Saturday, February 25, 2017

A Literate Pope Can't Be Understood By Post-Literates Who Don't Care What He Said

I had, actually, read about Pope Francis' homily which is being peddled as an endorsement of atheism.  What it was was a condemnation of Catholics who make a pose and show of Christianity while leading lives that are the exact opposite of it.  Here is the paragraph that is being clipped is taken from:

But what is scandal? Scandal is saying one thing and doing another; it is a double life, a double life. A totally double life: ‘I am very Catholic, I always go to Mass, I belong to this association and that one; but my life is not Christian, I don’t pay my workers a just wage, I exploit people, I am dirty in my business, I launder money…’ A double life. And so many Christians are like this, and these people scandalize others. How many times have we heard – all of us, around the neighbourhood and elsewhere – ‘but to be a Catholic like that, it’s better to be an atheist.’ It is that, scandal. You destroy. You beat down. And this happens every day, it’s enough to see the news on TV, or to read the papers. In the papers there are so many scandals, and there is also the great publicity of the scandals. And with the scandals there is destruction.

I don't think pointing out that Catholics that are hypocrites, doing injustice which leads to "scandal" do more harm to the reputation of the Catholic church than atheists is exactly an endorsement of atheism, it is slamming hypocrites in the church as being worse than atheists.

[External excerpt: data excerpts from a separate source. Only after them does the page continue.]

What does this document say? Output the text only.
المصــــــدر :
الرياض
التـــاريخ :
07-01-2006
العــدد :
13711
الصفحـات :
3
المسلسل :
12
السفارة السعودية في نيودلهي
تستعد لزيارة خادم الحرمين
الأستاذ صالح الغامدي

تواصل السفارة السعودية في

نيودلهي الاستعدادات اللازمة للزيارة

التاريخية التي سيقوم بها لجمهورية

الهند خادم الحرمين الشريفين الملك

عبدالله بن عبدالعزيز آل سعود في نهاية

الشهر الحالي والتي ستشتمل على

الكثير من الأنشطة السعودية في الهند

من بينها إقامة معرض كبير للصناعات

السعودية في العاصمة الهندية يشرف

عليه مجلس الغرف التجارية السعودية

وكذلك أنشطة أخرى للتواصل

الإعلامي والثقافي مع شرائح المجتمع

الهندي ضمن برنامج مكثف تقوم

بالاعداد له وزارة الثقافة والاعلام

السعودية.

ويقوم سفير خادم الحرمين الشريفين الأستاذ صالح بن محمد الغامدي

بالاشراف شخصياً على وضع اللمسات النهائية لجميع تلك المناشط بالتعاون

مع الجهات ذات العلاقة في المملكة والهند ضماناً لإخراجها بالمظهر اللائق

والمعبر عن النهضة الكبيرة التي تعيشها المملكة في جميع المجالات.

I might be reading too much into the statement but wonder if this has something to do with the scandal of the war that a clique of cardinals, especially the putrid Raymond Cardinal Burke, have all but declared against Pope Francis but, considering the role that Burke has had in the scandals surrounding the Knights of Malta, which came to a head last month, it's a good example of that kind of scandal.  I haven't found the entire homily but these two excerpts given in the Vatican report of it are worth reading.

Jesus talks, in the Gospel, about those who commit scandal, without saying the world ‘scandal,’ but it’s understood: But you will arrive in heaven and you will knock at the gate: ‘Here I am, Lord!’ – ‘But don’t you remember? I went to Church, I was close to you, I belong to this association, I did this… Don’t you remember all the offerings I made?’ ‘Yes, I remember. The offerings, I remember them: All dirty. All stolen from the poor. I don’t know you.’ That will be Jesus’ response to these scandalous people who live a double life.

“It would be good for all of us, each one of us, today, to consider if there is something of a double life within us, of appearing just, of seeming to be good believers, good Catholics, but underneath doing something else; if there is something of a double life, if there is an excessive confidence: ‘But, sure, the Lord will eventually forgive everything, but I’ll keep going as I have been…’ If there is something saying, “Sure, this is not going well, I will convert, but not today: tomorrow.’ Let’s think about that. And let us profit from the Word of the Lord and consider the fact that on this point, the Lord is very strict. Scandal destroys.”

Leave it to the American media and the illiterates of  blog babble to pull out one clause which they distort because they're really not interested in the rest of the homily that gives that clause its meaning. We've got a literate Pope addressing a post-literate world.